French whiskies aged in wine barrels, emblematic of the local region
A visionary in the field of alcohol
The Origin Story
Looking into the future
Back in 1994, craft beers were barely even a blip on the horizon. Bruno Mangin, however, had spotted that blip from afar. He set up his own brewing company, the Brasserie Rouget de Lisle, in the Jura region of France, and many people marvelled at his apparent folly. As the brewery enjoyed success and craft beers took off across the world, Bruno was vindicated – but he wasn’t done yet.
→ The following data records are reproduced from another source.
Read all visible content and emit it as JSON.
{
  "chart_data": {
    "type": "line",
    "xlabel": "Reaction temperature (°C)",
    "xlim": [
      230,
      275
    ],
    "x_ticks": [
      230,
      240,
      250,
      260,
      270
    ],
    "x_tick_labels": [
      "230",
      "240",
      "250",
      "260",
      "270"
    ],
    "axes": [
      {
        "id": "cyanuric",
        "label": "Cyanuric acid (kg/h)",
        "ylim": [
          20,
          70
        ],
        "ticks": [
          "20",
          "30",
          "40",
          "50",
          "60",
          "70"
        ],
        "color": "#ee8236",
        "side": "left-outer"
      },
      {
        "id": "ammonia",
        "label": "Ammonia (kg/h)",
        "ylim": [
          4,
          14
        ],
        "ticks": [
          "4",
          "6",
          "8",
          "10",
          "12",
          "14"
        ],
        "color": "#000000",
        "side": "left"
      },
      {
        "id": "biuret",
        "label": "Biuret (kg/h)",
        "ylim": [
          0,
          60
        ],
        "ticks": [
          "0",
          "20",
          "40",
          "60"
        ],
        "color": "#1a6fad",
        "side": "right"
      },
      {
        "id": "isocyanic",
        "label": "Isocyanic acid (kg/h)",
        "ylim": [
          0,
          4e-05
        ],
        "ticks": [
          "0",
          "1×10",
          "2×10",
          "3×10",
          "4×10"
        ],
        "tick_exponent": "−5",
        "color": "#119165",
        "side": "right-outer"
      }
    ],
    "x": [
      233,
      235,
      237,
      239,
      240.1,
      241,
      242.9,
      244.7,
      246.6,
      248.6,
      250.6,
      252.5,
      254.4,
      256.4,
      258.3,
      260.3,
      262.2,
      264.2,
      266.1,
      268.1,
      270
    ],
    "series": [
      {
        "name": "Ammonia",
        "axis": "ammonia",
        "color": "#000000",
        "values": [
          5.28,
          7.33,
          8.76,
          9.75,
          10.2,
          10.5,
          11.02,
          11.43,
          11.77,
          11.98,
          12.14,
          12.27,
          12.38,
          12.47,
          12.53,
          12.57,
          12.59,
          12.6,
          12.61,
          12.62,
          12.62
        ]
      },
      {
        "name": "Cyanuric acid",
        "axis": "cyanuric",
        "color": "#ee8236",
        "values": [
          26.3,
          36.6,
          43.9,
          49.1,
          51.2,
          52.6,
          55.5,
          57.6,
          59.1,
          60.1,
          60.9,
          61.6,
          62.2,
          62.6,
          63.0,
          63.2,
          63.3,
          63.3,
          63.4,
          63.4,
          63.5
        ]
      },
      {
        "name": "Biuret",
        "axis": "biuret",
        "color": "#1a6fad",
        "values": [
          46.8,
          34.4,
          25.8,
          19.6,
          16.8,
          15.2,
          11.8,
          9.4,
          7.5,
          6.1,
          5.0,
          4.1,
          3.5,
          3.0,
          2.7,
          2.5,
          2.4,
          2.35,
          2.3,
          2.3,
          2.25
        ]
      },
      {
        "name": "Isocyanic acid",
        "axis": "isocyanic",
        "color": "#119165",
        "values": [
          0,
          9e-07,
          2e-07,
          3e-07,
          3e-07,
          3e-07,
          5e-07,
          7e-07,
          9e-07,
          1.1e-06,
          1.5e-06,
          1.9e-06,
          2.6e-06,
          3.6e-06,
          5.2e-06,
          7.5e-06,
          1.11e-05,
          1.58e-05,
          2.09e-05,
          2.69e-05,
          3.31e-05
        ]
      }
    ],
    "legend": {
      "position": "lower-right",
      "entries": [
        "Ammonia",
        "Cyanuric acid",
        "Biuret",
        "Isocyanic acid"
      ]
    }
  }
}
Whiskies can be French, too
In 1999, Bruno turned his attention to whiskies. In general, France is not a whisky-producing country, but Bruno’s ideas were different. Rather than trying to produce a faithful copy of a Scotch or a bourbon, Bruno aimed to invent an entirely French whisky. He created a special beer to be the base of the distillate, full of the malts of his local region. Once distilled, the spirit was aged in wooden casks, which had been used for yellow Jura wine.
A lot of personality
These spirits express not only the region they come from, but Bruno himself. As he puts it, “they’re 200% me!”. While other French producers are now hurrying to jump onto the craft whisky bandwagon, some of Bruno’s whiskies have already been ageing in their wine barrels for twelve years or more, with some BM Signature single cask whiskies dating back to 2003. Once again, Bruno had seen into the future.
The secret sauce
A little help from his friends
A madman, or a genius
All of BM Signature’s whiskies are entirely, unequivocally, from Jura. “I grew up in the middle of the countryside, where there are more fields than shops,” explains Bruno, and this deep-rooted knowledge of the fields of his region is apparent in every step of the process. Some people think he’s a madman; others believe him to be a genius. Whatever the case, Bruno has shown himself to be consistently ahead of the pack and his innovative, contemporary craft whisky line is the most recent jewel in his crown.